The Caspian Sea, the largest isolated basin worldwide, experienced substantial lake-levels fluctuations throughout the Quaternary, driving major landscape evolution and faunal turnover events. Understanding the external forcing mechanisms of the Caspian Sea lake-level variability is of great importance as it provides valuable information regarding changes in interbasinal connectivity and large-scale regional climatic changes over the Eurasian continental interior.
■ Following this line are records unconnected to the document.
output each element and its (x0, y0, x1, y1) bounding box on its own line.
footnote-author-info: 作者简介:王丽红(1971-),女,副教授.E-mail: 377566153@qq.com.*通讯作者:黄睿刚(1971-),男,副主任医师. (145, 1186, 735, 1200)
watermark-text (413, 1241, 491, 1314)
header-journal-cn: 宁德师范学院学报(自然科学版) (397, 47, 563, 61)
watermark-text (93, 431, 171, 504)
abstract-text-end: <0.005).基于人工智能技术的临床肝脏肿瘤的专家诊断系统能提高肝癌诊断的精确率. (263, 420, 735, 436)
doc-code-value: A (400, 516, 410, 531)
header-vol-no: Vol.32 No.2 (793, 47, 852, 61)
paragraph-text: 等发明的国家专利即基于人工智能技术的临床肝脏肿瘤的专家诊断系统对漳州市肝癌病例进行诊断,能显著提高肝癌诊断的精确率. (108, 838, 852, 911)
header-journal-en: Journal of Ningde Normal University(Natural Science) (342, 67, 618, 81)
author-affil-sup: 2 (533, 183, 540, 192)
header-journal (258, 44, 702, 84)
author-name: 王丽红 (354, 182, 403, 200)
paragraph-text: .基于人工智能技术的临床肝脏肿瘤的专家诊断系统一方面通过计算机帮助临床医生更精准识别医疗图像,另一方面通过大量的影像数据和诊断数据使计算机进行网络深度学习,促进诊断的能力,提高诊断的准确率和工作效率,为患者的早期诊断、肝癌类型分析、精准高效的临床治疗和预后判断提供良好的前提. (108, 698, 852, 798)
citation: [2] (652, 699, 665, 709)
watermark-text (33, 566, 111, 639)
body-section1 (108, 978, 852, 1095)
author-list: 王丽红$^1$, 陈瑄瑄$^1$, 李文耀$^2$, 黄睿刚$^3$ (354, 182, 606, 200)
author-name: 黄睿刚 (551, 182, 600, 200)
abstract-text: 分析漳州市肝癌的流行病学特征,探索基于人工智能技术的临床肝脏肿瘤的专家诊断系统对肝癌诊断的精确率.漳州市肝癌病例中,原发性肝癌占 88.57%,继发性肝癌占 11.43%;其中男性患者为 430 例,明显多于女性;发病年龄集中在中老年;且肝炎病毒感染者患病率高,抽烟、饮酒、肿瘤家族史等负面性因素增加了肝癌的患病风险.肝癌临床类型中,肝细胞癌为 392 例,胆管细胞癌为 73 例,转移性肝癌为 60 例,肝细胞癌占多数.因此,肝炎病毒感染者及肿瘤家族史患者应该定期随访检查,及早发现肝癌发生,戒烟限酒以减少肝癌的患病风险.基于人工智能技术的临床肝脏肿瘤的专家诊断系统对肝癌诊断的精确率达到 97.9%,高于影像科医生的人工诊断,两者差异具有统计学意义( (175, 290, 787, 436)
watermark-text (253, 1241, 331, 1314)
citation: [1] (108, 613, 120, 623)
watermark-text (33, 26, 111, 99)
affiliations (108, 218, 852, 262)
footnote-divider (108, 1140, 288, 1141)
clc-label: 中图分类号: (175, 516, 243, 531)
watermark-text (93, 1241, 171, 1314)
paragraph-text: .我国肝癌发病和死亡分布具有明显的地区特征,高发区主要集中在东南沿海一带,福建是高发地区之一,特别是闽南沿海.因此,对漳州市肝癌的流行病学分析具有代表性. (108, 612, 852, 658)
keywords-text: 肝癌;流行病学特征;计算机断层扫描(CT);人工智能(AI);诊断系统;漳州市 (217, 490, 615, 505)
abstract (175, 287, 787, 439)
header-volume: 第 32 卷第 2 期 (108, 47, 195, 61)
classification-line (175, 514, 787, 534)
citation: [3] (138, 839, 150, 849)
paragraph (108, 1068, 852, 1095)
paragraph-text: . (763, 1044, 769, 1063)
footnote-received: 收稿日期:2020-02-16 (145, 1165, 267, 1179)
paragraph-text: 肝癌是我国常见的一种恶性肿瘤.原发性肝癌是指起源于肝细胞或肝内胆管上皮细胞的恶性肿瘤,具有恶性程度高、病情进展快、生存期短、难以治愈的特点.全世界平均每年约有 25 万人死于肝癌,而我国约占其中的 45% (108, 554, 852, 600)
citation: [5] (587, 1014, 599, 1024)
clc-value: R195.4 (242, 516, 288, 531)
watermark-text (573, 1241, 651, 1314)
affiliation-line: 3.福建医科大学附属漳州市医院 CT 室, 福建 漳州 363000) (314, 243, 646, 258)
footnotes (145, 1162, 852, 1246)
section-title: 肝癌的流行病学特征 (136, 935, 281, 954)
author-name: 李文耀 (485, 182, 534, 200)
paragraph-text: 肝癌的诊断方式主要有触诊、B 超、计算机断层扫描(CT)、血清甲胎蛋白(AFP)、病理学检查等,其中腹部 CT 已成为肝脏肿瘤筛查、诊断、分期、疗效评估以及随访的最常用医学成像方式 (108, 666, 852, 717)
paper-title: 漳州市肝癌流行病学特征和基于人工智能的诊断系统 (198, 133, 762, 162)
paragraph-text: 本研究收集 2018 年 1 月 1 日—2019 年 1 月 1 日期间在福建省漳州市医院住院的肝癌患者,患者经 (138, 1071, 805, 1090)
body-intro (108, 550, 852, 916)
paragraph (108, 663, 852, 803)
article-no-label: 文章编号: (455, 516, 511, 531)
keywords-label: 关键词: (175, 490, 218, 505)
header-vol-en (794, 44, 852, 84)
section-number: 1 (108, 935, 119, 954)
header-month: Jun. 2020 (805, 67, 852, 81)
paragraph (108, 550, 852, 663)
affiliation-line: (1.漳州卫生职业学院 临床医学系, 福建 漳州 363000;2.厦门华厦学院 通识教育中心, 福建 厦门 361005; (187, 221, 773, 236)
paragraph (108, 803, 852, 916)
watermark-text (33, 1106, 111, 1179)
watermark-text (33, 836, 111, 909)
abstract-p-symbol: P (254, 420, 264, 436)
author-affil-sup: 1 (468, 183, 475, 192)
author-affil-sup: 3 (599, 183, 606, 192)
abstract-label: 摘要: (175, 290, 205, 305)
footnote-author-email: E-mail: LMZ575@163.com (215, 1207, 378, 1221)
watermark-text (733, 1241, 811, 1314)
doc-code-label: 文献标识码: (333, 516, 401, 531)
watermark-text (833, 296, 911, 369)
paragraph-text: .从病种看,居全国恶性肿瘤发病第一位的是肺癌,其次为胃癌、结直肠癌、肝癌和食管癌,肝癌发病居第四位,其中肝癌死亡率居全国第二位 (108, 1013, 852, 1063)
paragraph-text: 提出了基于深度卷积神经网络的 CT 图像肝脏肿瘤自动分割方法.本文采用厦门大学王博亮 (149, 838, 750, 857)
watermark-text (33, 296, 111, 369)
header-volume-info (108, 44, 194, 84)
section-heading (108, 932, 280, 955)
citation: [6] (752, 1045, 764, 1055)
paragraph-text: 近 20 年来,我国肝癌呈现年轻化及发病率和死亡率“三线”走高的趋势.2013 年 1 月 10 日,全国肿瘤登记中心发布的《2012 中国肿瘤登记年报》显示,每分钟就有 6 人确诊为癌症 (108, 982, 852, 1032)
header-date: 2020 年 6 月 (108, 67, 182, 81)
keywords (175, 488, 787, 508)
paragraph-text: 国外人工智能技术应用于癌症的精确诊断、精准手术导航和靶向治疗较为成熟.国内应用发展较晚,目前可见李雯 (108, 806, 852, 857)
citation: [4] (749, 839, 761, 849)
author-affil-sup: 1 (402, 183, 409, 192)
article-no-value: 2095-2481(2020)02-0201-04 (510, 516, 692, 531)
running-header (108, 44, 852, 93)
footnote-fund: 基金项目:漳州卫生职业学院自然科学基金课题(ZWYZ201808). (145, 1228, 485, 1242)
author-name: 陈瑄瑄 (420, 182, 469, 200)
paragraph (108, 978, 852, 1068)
Yet the mechanistic pathways of these external forcing factors are not well constrained. This study proposes an integrated sedimentological-isotopic-faunal-climate modelling approach in order to unravel the drivers of lake-level, isotopic and biotic changes occurring in the Caspian Sea during the Early Pleistocene Apsheronian regional stage. The Caspian Sea records frequent lake-level highstands covalent with heavier stable oxygen and carbon isotope ratios with in some cases the appearance of marine foraminifera. These highstands repeatedly alternate with lake-level lowstands characterized by lighter stable oxygen and carbon isotope ratios and the disappearance of marine foraminifera. Although these changes might independently be explained by climatic conditions modelled over the catchment area of the Caspian Sea throughout the obliquity and precession cycles, their synchronicity points towards episodic connections between the Caspian Sea and an adjacent marine basin, likely the Black Sea. These findings provide unprecedented insights into the Caspian Sea and Black Sea evolution and offer large ramifications for understanding their faunal development during the Quaternary.